A few weeks drifted by, catastrophes here and there, near and far, sudden, usually unexpected turns throwing people overboard whatever ship they happened to be sailing at the time. Still, I lacked the necessary closeness at hand to bring me to my senses and recognize the plight of our planet includes, indeed, all of us, including me. I mean to say, I’m aware of our current risks, dangers, follies and what ifs, but what really am I proactively doing to come to the aid of our planet? I mean to say, is showering only every third day or so and recycling properly, enough? Then came, locally, yet another heat wave record, and finding that I was confined by the heat outdoors to the house, even in the evening, when the sun had gone down, I decided to direct an electric fan toward my dining room desk and clear the clutter. If I had to be so hot, I would at least be neat about it. The fan, of course, produces heat as an unnoticed but negative side effect, as does the laptop on which I’m now typing these notes, bringing to you, too, dear reader of the Toads, a mere suggestion from the “Survival Manual.”

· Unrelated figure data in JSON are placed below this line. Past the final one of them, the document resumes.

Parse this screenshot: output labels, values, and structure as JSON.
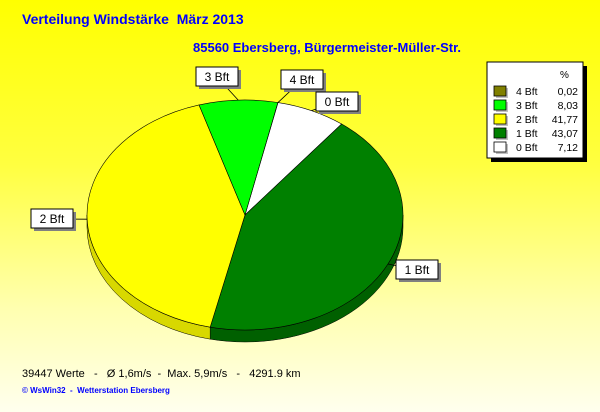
{
  "chart_data": {
    "type": "pie",
    "title": "Verteilung Windstärke  März 2013",
    "subtitle": "85560 Ebersberg, Bürgermeister-Müller-Str.",
    "legend_header": "%",
    "legend_placement": "top-right",
    "slices": [
      {
        "label": "4 Bft",
        "value": 0.02,
        "value_text": "0,02",
        "color": "#808000"
      },
      {
        "label": "0 Bft",
        "value": 7.12,
        "value_text": "7,12",
        "color": "#ffffff"
      },
      {
        "label": "1 Bft",
        "value": 43.07,
        "value_text": "43,07",
        "color": "#008000"
      },
      {
        "label": "2 Bft",
        "value": 41.77,
        "value_text": "41,77",
        "color": "#ffff00"
      },
      {
        "label": "3 Bft",
        "value": 8.03,
        "value_text": "8,03",
        "color": "#00ff00"
      }
    ],
    "legend_order": [
      "4 Bft",
      "3 Bft",
      "2 Bft",
      "1 Bft",
      "0 Bft"
    ]
  },
  "footer": {
    "stats": "39447 Werte   -   Ø 1,6m/s  -  Max. 5,9m/s   -   4291.9 km",
    "credit": "© WsWin32  -  Wetterstation Ebersberg"
  }
}
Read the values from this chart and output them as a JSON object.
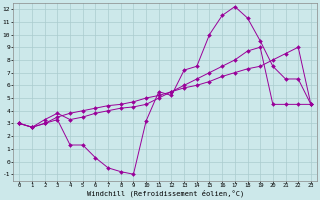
{
  "background_color": "#cce8ea",
  "grid_color": "#aaccce",
  "line_color": "#990099",
  "xlabel": "Windchill (Refroidissement éolien,°C)",
  "x_ticks": [
    0,
    1,
    2,
    3,
    4,
    5,
    6,
    7,
    8,
    9,
    10,
    11,
    12,
    13,
    14,
    15,
    16,
    17,
    18,
    19,
    20,
    21,
    22,
    23
  ],
  "y_ticks": [
    -1,
    0,
    1,
    2,
    3,
    4,
    5,
    6,
    7,
    8,
    9,
    10,
    11,
    12
  ],
  "ylim": [
    -1.5,
    12.5
  ],
  "xlim": [
    -0.5,
    23.5
  ],
  "line1_x": [
    0,
    1,
    2,
    3,
    4,
    5,
    6,
    7,
    8,
    9,
    10,
    11,
    12,
    13,
    14,
    15,
    16,
    17,
    18,
    19,
    20,
    21,
    22,
    23
  ],
  "line1_y": [
    3.0,
    2.7,
    3.0,
    3.3,
    1.3,
    1.3,
    0.3,
    -0.5,
    -0.8,
    -1.0,
    3.2,
    5.5,
    5.2,
    7.2,
    7.5,
    10.0,
    11.5,
    12.2,
    11.3,
    9.5,
    7.5,
    6.5,
    6.5,
    4.5
  ],
  "line2_x": [
    0,
    1,
    2,
    3,
    4,
    5,
    6,
    7,
    8,
    9,
    10,
    11,
    12,
    13,
    14,
    15,
    16,
    17,
    18,
    19,
    20,
    21,
    22,
    23
  ],
  "line2_y": [
    3.0,
    2.7,
    3.3,
    3.8,
    3.3,
    3.5,
    3.8,
    4.0,
    4.2,
    4.3,
    4.5,
    5.0,
    5.5,
    6.0,
    6.5,
    7.0,
    7.5,
    8.0,
    8.7,
    9.0,
    4.5,
    4.5,
    4.5,
    4.5
  ],
  "line3_x": [
    0,
    1,
    2,
    3,
    4,
    5,
    6,
    7,
    8,
    9,
    10,
    11,
    12,
    13,
    14,
    15,
    16,
    17,
    18,
    19,
    20,
    21,
    22,
    23
  ],
  "line3_y": [
    3.0,
    2.7,
    3.0,
    3.5,
    3.8,
    4.0,
    4.2,
    4.4,
    4.5,
    4.7,
    5.0,
    5.2,
    5.5,
    5.8,
    6.0,
    6.3,
    6.7,
    7.0,
    7.3,
    7.5,
    8.0,
    8.5,
    9.0,
    4.5
  ]
}
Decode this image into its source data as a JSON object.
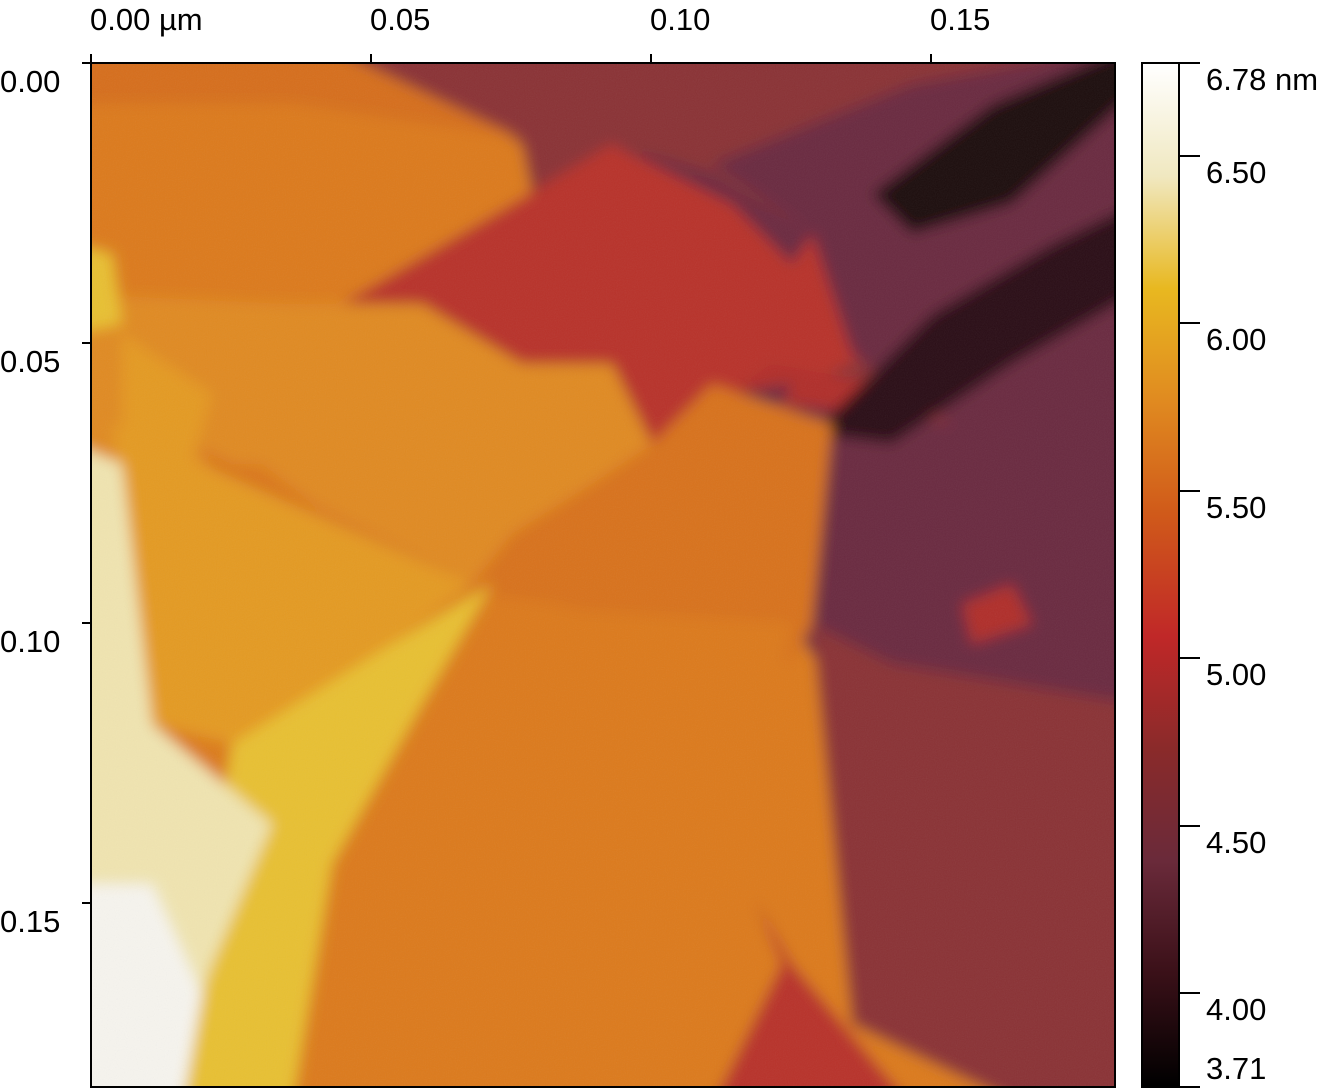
{
  "x_axis": {
    "ticks": [
      "0.00 µm",
      "0.05",
      "0.10",
      "0.15"
    ]
  },
  "y_axis": {
    "ticks": [
      "0.00",
      "0.05",
      "0.10",
      "0.15"
    ]
  },
  "colorbar": {
    "max_label": "6.78 nm",
    "min_label": "3.71",
    "ticks": [
      "6.50",
      "6.00",
      "5.50",
      "5.00",
      "4.50",
      "4.00"
    ],
    "range_nm": [
      3.71,
      6.78
    ],
    "colors": [
      "#000000",
      "#3a1018",
      "#6a2a3a",
      "#8a2a2a",
      "#c02828",
      "#d05a1a",
      "#e08a20",
      "#e8b820",
      "#f0e8c0",
      "#ffffff"
    ]
  },
  "scan": {
    "size_um": 0.183,
    "height_colors": {
      "dark": "#1a0a0e",
      "plum": "#6a2c40",
      "maroon": "#8a3036",
      "red": "#b8302c",
      "orange_red": "#d0581c",
      "orange": "#dc7a1c",
      "light_orange": "#e49a24",
      "yellow": "#e8c030",
      "cream": "#f0e4b0",
      "white": "#f6f4ee"
    }
  }
}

I uncovered the survival manual, immediately set aside my goal for a clean desk, and sat down in front of the fan with the manual in hand to take a closer look. I decided the notebook to be the work of a genius or madman. Of course, now that we are old and among the awakened ones, we realize the two are often one and the same. The survival manual author, who I will now refer to as SMA, wrote in a kind of shorthand style, skipping superfluous parts of speech, using fragments ignoring subject or predicate, adding icon doodles to illustrate ideas, inventions. SMA apparently possessed an ironic kind of sense of humor, too. A few of the drawings were captioned with hopeless and unexpected explanations: “Planet Senile”; “Moving to the Moon – what to take along”; “Breaststroke for polluted waters”; “How to recycle the non-recyclable.”
I paused at a page titled “Under Extreme [Heat].” Rather than describe it, I’ve attached a pic taken with my cell, to wit: 
It suddenly dawned on me that “Survival Manual” is a book of cartoons.